Here’s the gist. There’s a restaurant that is looking for a new chef. Maybe theirs has opened his own place, maybe theirs has retired, maybe theirs sucked. Doesn’t matter. Restaurants from around the country vie to have Carrie find them their new chef. Cameras roll!
Each restaurant owner has a vision and a plan and three chefs fitting that vision go head to head to prove they are the best fit for the restaurant of the week. In essence it is an audition for a chef’s job and there happens to be a film crew there to capture the drama.
The show started with three chefs. They were given the task of inventing an appetizer that reflects both their point of view and the vision of the restaurant owner. Afterwards one chef is cast off. The other two take turns running the restaurant for a day. Actually running the restaurant including ordering, dealing with purveyors, creating specials, cooking the current menu, expediting supervising the kitchen staff and working with the general manager. This is the job.

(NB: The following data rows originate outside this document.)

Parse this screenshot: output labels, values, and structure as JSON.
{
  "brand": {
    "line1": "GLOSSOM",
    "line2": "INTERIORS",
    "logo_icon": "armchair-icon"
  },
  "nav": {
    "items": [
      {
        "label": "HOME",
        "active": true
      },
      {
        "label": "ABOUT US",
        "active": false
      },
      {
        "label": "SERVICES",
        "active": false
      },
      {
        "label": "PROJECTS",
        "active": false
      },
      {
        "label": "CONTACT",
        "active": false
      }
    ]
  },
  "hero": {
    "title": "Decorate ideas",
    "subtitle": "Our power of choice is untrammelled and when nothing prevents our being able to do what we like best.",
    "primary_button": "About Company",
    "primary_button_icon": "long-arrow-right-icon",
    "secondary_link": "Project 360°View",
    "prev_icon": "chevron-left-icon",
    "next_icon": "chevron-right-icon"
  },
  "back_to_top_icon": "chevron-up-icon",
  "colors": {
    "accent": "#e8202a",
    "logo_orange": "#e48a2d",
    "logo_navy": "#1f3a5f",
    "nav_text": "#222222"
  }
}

My take: Chef Hunter was exactly what I expected. This is reality TV that is actually real. Sure some of the responses might have been canned from time to time but that will always happen. Sometimes someone gives a frank response at the same time a bus passes by so you have to do it over. For the most part, though, the drama on Chef Hunter is real. The chefs going for the position are real chefs who are actually applying for this job. The winner actually gets the job. That’s high drama and best of all it is not contrived.
Will it be a hit? I hope so. I would hate to think that people would watch crap like Cupcake Wars or Hell’s Kitchen and not watch a show this good. I know this for sure though, I’ll be watching it.